Grain was the most valuable cash crop for many American farmers. In the West, selling grain to a local distillery for alcohol production was typically more profitable than shipping it over the Appalachians to eastern markets. Hamilton’s whiskey tax thus placed a special burden on western farmers. It seemed to divide the young republic in half—geographically between the East and West, economically between merchants and farmers, and culturally between cities and the countryside.
In western Pennsylvania in the fall of 1791, sixteen men, disguised in women’s clothes, assaulted a tax collector named Robert Johnson. They tarred and feathered him, and the local deputy marshals seeking justice met similar fates. They were robbed and beaten, whipped and flogged, tarred and feathered, and tied up and left for dead. The rebel farmers also adopted other protest methods from the Revolution and Shays’ Rebellion, writing local petitions and erecting liberty poles. For the next two years, tax collections in the region dwindled.
Then, in July 1794, groups of armed farmers attacked federal marshals and tax collectors, burning down at least two tax collectors’ homes. At the end of the month, an armed force of about 7,000, led by the radical attorney David Bradford, robbed the U.S. mail and gathered about eight miles east of Pittsburgh. President Washington responded quickly.
First, Washington dispatched a committee of three distinguished Pennsylvanians to meet with the rebels and try to bring about a peaceful resolution. Meanwhile, he gathered an army of thirteen thousand militiamen in Carlisle, Pennsylvania. On September 19, Washington became the only sitting president to lead troops in the field, though he quickly turned over the army to the command of Henry Lee, a Revolutionary hero and the current governor of Virginia.

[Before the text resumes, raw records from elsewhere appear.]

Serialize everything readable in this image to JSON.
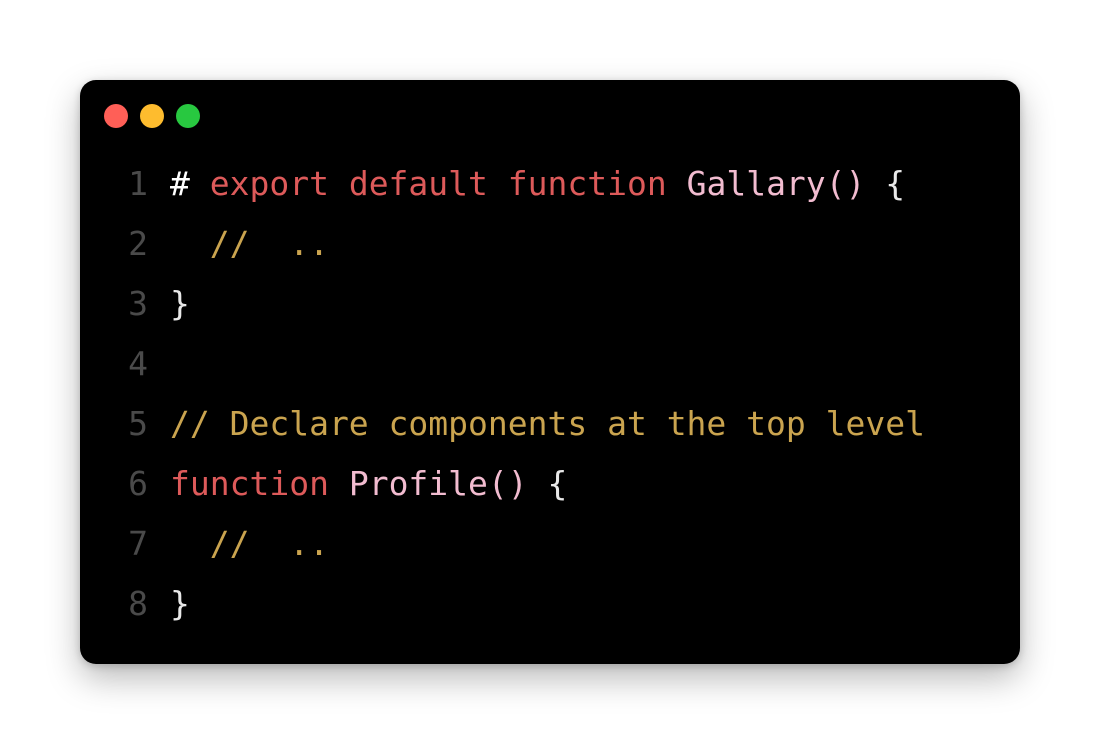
{
  "colors": {
    "background": "#000000",
    "keyword": "#dd5a5a",
    "function_name": "#f2bcd0",
    "punctuation": "#e9e9e9",
    "comment": "#caa44f",
    "line_number": "#4a4a4a",
    "close_dot": "#ff5f57",
    "minimize_dot": "#febc2e",
    "maximize_dot": "#28c840"
  },
  "code": {
    "lines": [
      {
        "number": "1",
        "tokens": [
          {
            "text": "# ",
            "type": "plain"
          },
          {
            "text": "export default function",
            "type": "kw"
          },
          {
            "text": " ",
            "type": "plain"
          },
          {
            "text": "Gallary",
            "type": "fn"
          },
          {
            "text": "()",
            "type": "fn"
          },
          {
            "text": " {",
            "type": "punct"
          }
        ]
      },
      {
        "number": "2",
        "tokens": [
          {
            "text": "  ",
            "type": "plain"
          },
          {
            "text": "//  ..",
            "type": "comment"
          }
        ]
      },
      {
        "number": "3",
        "tokens": [
          {
            "text": "}",
            "type": "punct"
          }
        ]
      },
      {
        "number": "4",
        "tokens": []
      },
      {
        "number": "5",
        "tokens": [
          {
            "text": "// Declare components at the top level",
            "type": "comment"
          }
        ]
      },
      {
        "number": "6",
        "tokens": [
          {
            "text": "function",
            "type": "kw"
          },
          {
            "text": " ",
            "type": "plain"
          },
          {
            "text": "Profile",
            "type": "fn"
          },
          {
            "text": "()",
            "type": "fn"
          },
          {
            "text": " {",
            "type": "punct"
          }
        ]
      },
      {
        "number": "7",
        "tokens": [
          {
            "text": "  ",
            "type": "plain"
          },
          {
            "text": "//  ..",
            "type": "comment"
          }
        ]
      },
      {
        "number": "8",
        "tokens": [
          {
            "text": "}",
            "type": "punct"
          }
        ]
      }
    ]
  }
}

As the federal army moved westward, the farmers scattered. Hoping to make a dramatic display of federal authority, Alexander Hamilton oversaw the arrest and trial of a number of rebels. Many were released due to lack of evidence, and most of those who remained, including two men sentenced to death for treason, were soon pardoned by the president. The Whiskey Rebellion had shown that the federal government was capable of quelling internal unrest. But it also had demonstrated that some citizens, especially poor westerners, viewed it as their enemy.
Around the same time, another national issue also aroused fierce protest. Along with his vision of a strong national financial system, Hamilton also had a vision of an America busily engaged in foreign trade. In his mind, that meant pursuing a friendly relationship with one nation in particular: Great Britain.
America’s relationship with Britain since the end of the Revolution had been tense, partly because of warfare between the British and French. Their naval war threatened American shipping. Most obvious and galling to American citizens was the “impressment” of seized American sailors into Britain’s powerful navy, which made American trade risky and expensive—not to mention humiliating. Nevertheless, President Washington was conscious of American weakness and was determined not to take sides. In April 1793, he officially declared that the United States would remain neutral. With his blessing, Hamilton’s political ally John Jay, who was currently serving as chief justice of the Supreme Court, sailed to London to negotiate a treaty that would satisfy both Britain and the United States.
Jefferson and Madison strongly opposed these negotiations. They mistrusted Britain and wanted America to favor France instead. The French had recently overthrown their own monarchy, and Republicans thought the United States should be glad to have the friendship of a new revolutionary state. They also suspected that a treaty with Britain would favor northern merchants and manufacturers over the agricultural South.
In November 1794, despite their misgivings, John Jay signed a “treaty of amity, commerce, and navigation” with the British. Jay’s Treaty, as it was commonly called, required Britain to abandon its military positions in the Northwest Territory (especially Fort Detroit, Fort Mackinac, and Fort Niagara) by 1796. Britain also agreed to compensate American merchants for their losses. The United States, in return, agreed to treat Britain as its most prized trade partner, which meant tacitly supporting Britain in its current conflict with France. Unfortunately, Jay had failed to secure an end to impressment.
For Federalists, this treaty was a significant accomplishment. Jay’s Treaty gave the United States, a relatively weak power, the ability to stay officially neutral in European wars, and it preserved American prosperity by protecting trade. For Jefferson’s Republicans, however, the treaty was proof of Federalist treachery. The Federalists had sided with a monarchy against a republic, and they had submitted to British influence in American affairs without even ending impressment. In Congress, debate over the treaty transformed the Federalists and Republicans from temporary factions into two distinct (though still loosely organized) political parties.